How do you solve $10{x^2} - 11x - 6 = 0$?

Answer 1

Hint: The above problem is based on the factorization of quadratic equations.
Quadratic equation is the one which has the degree of a variable as 2.
Quadratic equations will be factorized into factors by using the splitting the middle term method. As factorization is the method of breaking the term into its multiples or factors.

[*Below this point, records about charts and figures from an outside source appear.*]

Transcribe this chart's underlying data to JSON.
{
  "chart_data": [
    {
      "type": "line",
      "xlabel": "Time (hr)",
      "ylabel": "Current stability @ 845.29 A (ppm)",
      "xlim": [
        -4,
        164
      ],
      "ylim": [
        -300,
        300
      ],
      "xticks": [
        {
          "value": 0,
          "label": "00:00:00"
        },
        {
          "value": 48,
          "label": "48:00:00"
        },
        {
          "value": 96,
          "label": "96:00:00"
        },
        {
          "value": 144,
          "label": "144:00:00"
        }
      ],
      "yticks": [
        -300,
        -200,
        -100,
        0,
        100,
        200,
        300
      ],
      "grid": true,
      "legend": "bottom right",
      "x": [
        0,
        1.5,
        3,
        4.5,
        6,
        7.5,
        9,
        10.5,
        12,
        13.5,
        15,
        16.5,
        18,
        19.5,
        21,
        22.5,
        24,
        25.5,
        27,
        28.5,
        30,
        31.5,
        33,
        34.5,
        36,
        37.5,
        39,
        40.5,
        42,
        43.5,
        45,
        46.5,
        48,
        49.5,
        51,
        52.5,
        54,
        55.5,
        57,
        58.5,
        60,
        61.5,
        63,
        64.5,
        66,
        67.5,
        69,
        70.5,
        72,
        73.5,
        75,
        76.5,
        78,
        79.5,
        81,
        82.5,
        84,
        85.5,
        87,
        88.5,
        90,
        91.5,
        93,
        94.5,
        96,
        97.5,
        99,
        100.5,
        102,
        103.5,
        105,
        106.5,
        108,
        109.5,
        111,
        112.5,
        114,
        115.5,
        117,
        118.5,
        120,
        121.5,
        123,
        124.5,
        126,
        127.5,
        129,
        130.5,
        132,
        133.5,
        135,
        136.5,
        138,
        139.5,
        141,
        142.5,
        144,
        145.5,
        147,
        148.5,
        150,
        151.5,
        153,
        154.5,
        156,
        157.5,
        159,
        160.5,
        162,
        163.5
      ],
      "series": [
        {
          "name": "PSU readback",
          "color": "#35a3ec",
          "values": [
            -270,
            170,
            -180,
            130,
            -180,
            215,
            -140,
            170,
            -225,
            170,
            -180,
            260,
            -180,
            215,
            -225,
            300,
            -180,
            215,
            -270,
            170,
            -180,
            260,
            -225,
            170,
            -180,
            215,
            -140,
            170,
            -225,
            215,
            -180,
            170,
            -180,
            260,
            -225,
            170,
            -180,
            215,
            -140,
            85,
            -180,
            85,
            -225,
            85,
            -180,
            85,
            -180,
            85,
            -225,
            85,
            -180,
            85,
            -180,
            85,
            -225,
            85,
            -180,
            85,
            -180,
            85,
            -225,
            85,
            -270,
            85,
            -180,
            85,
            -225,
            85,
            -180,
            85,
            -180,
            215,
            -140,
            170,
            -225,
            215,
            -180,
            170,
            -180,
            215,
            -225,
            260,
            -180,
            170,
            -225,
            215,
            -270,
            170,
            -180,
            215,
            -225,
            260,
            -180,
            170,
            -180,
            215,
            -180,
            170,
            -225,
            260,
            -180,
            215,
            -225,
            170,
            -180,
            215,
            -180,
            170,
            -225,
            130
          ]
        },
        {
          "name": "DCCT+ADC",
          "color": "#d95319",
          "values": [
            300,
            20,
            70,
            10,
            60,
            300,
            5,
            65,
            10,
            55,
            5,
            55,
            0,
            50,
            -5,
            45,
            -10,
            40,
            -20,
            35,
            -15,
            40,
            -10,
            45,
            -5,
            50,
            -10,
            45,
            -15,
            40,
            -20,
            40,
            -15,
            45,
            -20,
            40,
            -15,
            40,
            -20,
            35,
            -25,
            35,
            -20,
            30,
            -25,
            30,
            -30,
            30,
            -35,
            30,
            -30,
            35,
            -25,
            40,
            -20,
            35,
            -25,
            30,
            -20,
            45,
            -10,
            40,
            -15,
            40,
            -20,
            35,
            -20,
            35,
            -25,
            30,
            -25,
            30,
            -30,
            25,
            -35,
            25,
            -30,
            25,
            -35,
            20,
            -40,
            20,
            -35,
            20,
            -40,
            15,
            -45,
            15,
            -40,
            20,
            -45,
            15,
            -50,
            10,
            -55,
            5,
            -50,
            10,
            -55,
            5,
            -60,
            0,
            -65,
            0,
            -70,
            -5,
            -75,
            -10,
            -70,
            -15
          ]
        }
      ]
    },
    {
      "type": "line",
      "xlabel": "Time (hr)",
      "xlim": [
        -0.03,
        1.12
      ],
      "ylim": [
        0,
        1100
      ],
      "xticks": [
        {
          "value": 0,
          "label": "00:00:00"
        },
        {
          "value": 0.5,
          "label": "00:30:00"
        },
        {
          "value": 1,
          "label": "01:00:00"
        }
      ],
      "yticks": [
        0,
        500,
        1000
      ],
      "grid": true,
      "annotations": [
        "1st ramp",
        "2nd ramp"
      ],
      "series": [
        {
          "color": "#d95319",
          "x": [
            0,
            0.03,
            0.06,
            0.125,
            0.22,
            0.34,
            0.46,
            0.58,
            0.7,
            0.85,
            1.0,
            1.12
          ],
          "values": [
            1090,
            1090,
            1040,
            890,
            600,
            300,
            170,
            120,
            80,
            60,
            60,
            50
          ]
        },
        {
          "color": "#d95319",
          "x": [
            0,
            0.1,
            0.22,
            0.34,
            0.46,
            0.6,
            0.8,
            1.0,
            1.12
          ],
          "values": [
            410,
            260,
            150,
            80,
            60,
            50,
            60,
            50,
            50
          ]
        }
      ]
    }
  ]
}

Complete step-by-step answer:
To factorize the above given quadratic equation we have two methods to solve one is the standard formula method and splitting the middle term, in this problem we will apply splitting the middle term method to factorize the quadratic equation.
In this method of factorization we have the equation of the form,
$a{x^2} + bx + c = 0$ , where a is the coefficient of x2, b is the coefficient of x and c is the constant.
Equation given to us;
$ \Rightarrow 10{x^2} - 11x - 6 = 0$
We have to find two numbers which on multiplication gives 60(60 because a and c are multiplied to give 60) and on addition or subtraction it gives 11.
Number of pair which gives the product as 60 are;
12 and 5, 10 and 6, 20 and 3, 30 and 2, 15 and 4.
Only 15 and 4 on subtraction will give 11.
$ \Rightarrow 10{x^2} - 15x + 4x - 6 = 0$(We have break the terms)
$ \Rightarrow 5x(2x - 3) + 2(2x - 3) = 0$ (Took out common from the given terms)
$ \Rightarrow (5x + 2)(2x - 3) = 0$

$ \Rightarrow x = \dfrac{{ - 2}}{5},x = \dfrac{3}{2}$ (Two factors of the equation)

Note:
There is another method of making the factors of quadratic equation which is the standard one;
$\dfrac{{ - b \pm \sqrt {{b^2} - 4ac} }}{{2a}}$, where a is the coefficient of $x_2$, b is the coefficient of x and c is the constant term. The above formula gives the two factors as the formula contains two signs plus and minus.